The Administration Responds
In the days immediately after the Helsinki summit, the Clinton administration responded to these congressional critics. On March 24, in a White House briefing clearly provoked by the March 23 joint statement, Robert Bell, senior director for defense policy and arms control at the National Security Council, refuted several "misconceptions" related to the ABM TMD demarcation issue. In response to the claim that the administration's position on demarcation has resulted in the "dumbing down" of U.S. TMD capabilities, Bell argued that the Helsinki agreement will allow the United States to deploy all six of its planned, "core" TMD systems. These systems include the Army's Patriot Advanced Capability 2 (PAC 2) upgrade, an improvement of the system deployed during the Persian Gulf war; PAC 3 (formerly ERINT); THAAD; Navy Area Defense; Navy Theater Wide Defense; and the Medium Extended Air Defense System (MEADS), which is being developed by the United States, Germany and Italy for deployment by NATO. With the exception of the Navy Theater Wide TMD system, which has already been judged compliant with the ABM Treaty by the U.S. national review process, all of these systems were deemed compliant on the basis of last year's phase one agreement covering TMD systems with lower velocity interceptors (up to 3 kilometers per second).
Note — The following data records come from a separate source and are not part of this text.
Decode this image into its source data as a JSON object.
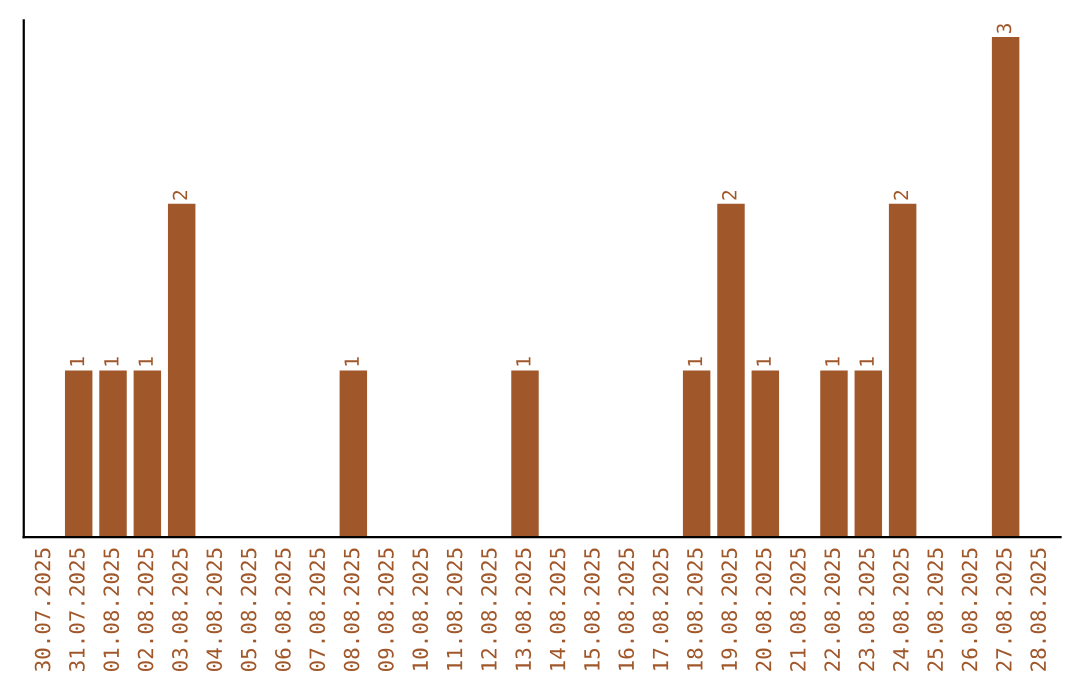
{
  "chart_data": {
    "type": "bar",
    "categories": [
      "30.07.2025",
      "31.07.2025",
      "01.08.2025",
      "02.08.2025",
      "03.08.2025",
      "04.08.2025",
      "05.08.2025",
      "06.08.2025",
      "07.08.2025",
      "08.08.2025",
      "09.08.2025",
      "10.08.2025",
      "11.08.2025",
      "12.08.2025",
      "13.08.2025",
      "14.08.2025",
      "15.08.2025",
      "16.08.2025",
      "17.08.2025",
      "18.08.2025",
      "19.08.2025",
      "20.08.2025",
      "21.08.2025",
      "22.08.2025",
      "23.08.2025",
      "24.08.2025",
      "25.08.2025",
      "26.08.2025",
      "27.08.2025",
      "28.08.2025"
    ],
    "values": [
      0,
      1,
      1,
      1,
      2,
      0,
      0,
      0,
      0,
      1,
      0,
      0,
      0,
      0,
      1,
      0,
      0,
      0,
      0,
      1,
      2,
      1,
      0,
      1,
      1,
      2,
      0,
      0,
      3,
      0
    ],
    "value_labels": [
      null,
      "1",
      "1",
      "1",
      "2",
      null,
      null,
      null,
      null,
      "1",
      null,
      null,
      null,
      null,
      "1",
      null,
      null,
      null,
      null,
      "1",
      "2",
      "1",
      null,
      "1",
      "1",
      "2",
      null,
      null,
      "3",
      null
    ],
    "color": "#a0572a",
    "ylim": [
      0,
      3.1
    ],
    "tick_labels": "x",
    "grid": false,
    "legend": false
  }
}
In a March 27 address to the Navy League, Secretary of Defense William Cohen argued that the ABM agreement "does not impinge on the development, testing or deployment of any of our planned TMD systems" and "places no limitation on the speed of the TMD interceptors." Rejecting the notion that there is a distinction between space based interceptors deployed on TMD or ABM systems, Cohen argued—as had Bell—that the agreement's prohibition on the former is not a new restriction on U.S. missile defense capabilities because the ABM Treaty already explicitly bans space based ABM interceptors.
Other critics in the missile defense debate, however, argue that the administration's position on high velocity TMD systems will almost certainly have a deleterious impact on the ABM Treaty in the long term. Although the Helsinki agreement places limitations on the parameters of ballistic missile targets and prohibits space based TMD interceptors, these critics argue that it would allow the United States and Russia to deploy highly capable TMD systems, in the Russian case with nuclear warheads, that could have inherent capabilities against strategic ballistic missiles, become the base for a nationwide defense, undercut the ABM Treaty, and complicate efforts to achieve further nuclear force reductions.
The SCC is likely to reconvene in early May, when it will begin the process of transforming the Helsinki joint statement into a formal phase two agreement on high velocity TMD. During his press briefing, Bell indicated that the agreement would contain only the four elements specified in the joint statement and would require approval by Congress—National Security Advisor Samuel Berger subsequently indicated that the administration would request Senate advice and consent—and the Duma. Based on the initial negative congressional and uncertain Duma reaction to the agreement, however, the Clinton and Yeltsin administrations may both face—for different reasons—an uphill battle in winning such approval.